Caloric Intake (IN WORK)

This section is looking at the newly created basal glucose versus caloric intake. I believe there is a correlation. This comes from numerous experiences in my life in which I took a few weeks (or months) off of training. Assuming I do not gain weight during this inactive times. During this time, I will usually get my basal insulin set to a rate that I consider acceptable, meaning it is not pushing my BG out of range by itself.

However, with that said, when I workout for two days in a row at a high intensity, my basal rates become significantly more efficient. Therefore, I want to see if that activity can help us predict basal levels through a few equations published (Think like a Pancreas).

I have used Livestrong as a reference for this work [10]:

Resting Energy

Caloric intake equations are based on determining a person's resting energy expenditure.
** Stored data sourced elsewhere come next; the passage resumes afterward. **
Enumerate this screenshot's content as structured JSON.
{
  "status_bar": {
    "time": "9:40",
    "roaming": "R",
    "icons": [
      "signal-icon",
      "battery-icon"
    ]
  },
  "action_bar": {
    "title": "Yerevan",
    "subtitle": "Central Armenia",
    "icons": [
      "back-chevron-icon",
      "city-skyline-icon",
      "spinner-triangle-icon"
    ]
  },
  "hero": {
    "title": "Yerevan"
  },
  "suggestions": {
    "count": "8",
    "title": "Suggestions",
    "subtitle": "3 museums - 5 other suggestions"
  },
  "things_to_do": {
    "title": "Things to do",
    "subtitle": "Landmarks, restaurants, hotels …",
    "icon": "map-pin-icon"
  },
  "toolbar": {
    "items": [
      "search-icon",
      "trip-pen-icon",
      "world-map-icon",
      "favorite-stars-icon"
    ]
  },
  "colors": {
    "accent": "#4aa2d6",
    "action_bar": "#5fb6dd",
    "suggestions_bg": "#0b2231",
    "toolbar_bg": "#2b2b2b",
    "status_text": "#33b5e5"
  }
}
This is the energy necessary to sustain life and to keep the heart, lungs, brain, liver and kidneys functioning properly. According to the book Nutrition Therapy and Pathophysiology, the average North American's resting energy expenditure accounts for about 60 to 75 percent of total daily energy expenditure. The remaining energy expenditure is through physical activity, about 25 percent, and through the metabolic process of digesting food, about 10 percent.

Notes:

Resting = 60-70%
Physical activity = 25%
Digestion = 10%

Harris-Benedict Equation

The Harris-Benedict equation is one of the most popular equations for determining energy needs by nutrition and health professionals. This equation takes into account a persons sex, age, height, weight and level of physical activity.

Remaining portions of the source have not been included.